For a long time, I never imagined I’d be a father. On the threshold of my adulthood, I was uneasily sequestered in a seminary. I thought I was destined for the African Missions. I’d imagined a life on or near the equator in some rural setting, perhaps with a housekeeper and an attentive congregation. But after two angst-ridden years, that dream was done. After I left Ireland, I stayed single and solitary for so long that even my mother had given up. I kept myself busy, working and studying. Often, like some kind of bit character in a sitcom, I found myself filling my self-appointed role as a foil for my friends in long-term relationships.

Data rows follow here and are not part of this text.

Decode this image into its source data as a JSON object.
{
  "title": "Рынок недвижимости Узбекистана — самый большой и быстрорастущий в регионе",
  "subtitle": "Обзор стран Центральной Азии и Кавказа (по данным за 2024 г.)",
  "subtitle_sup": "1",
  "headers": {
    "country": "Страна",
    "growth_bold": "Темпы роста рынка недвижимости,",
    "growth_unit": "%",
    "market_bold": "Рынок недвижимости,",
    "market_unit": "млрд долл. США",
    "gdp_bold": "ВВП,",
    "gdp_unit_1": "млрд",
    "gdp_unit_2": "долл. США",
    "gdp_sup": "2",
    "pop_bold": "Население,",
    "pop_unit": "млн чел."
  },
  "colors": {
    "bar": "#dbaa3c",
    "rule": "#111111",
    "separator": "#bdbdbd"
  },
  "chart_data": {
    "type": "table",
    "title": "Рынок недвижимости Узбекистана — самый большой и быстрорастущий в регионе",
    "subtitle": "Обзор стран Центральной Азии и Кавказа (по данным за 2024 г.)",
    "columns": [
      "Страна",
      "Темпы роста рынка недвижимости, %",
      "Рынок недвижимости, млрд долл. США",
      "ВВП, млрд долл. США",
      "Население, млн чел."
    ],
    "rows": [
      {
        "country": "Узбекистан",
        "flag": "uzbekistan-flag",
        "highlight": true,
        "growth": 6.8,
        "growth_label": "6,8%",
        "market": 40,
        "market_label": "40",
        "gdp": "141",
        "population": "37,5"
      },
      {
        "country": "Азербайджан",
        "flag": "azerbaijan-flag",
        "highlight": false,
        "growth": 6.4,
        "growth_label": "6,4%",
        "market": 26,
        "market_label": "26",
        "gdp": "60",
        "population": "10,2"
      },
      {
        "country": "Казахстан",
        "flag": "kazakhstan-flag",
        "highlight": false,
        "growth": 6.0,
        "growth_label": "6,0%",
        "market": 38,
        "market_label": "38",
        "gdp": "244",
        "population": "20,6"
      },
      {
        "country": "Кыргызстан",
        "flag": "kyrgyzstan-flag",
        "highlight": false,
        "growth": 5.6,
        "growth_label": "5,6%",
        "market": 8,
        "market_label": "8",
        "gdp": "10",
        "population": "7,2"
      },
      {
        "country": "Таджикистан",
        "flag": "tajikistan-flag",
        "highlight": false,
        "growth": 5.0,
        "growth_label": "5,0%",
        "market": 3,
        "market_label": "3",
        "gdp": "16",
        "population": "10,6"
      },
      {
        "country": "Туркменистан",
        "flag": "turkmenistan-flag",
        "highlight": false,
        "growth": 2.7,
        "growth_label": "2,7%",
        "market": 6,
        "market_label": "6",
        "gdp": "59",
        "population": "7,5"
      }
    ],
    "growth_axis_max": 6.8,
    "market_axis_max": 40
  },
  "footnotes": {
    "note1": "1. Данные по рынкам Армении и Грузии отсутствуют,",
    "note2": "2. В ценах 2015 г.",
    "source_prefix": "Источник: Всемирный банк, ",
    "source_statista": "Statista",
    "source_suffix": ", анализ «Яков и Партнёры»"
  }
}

Before I realised it, I was nudging towards middle-age, and by the time I eventually met my wife, we’d already arrived in the absolute last chance saloon of parenting. But that’s all ancient history now, and tomorrow’s soccer star, down there getting soaked by the drizzle, has long since abandoned her plaintive pleas for siblings.

Our daughter will never experience the argy-bargy world of sibling tensions and shifting alliances. She will always have to forge external friendships to see her through. Though there will surely come a time when she will have shoulder the burden of caring for elderly parents, and one day her juggling skills may be put to the test.

But for now, soccer is all that matters. Bill Shankly would have approved. A few years ago, it was dancing, and before that drama. Who knows how long this dream of soccer greatness may endure? I don't mind. Any time outside with the ball is time well spent. But maybe it's time she jettisoned the Arsenal top. I've always preferred the red of Liverpool.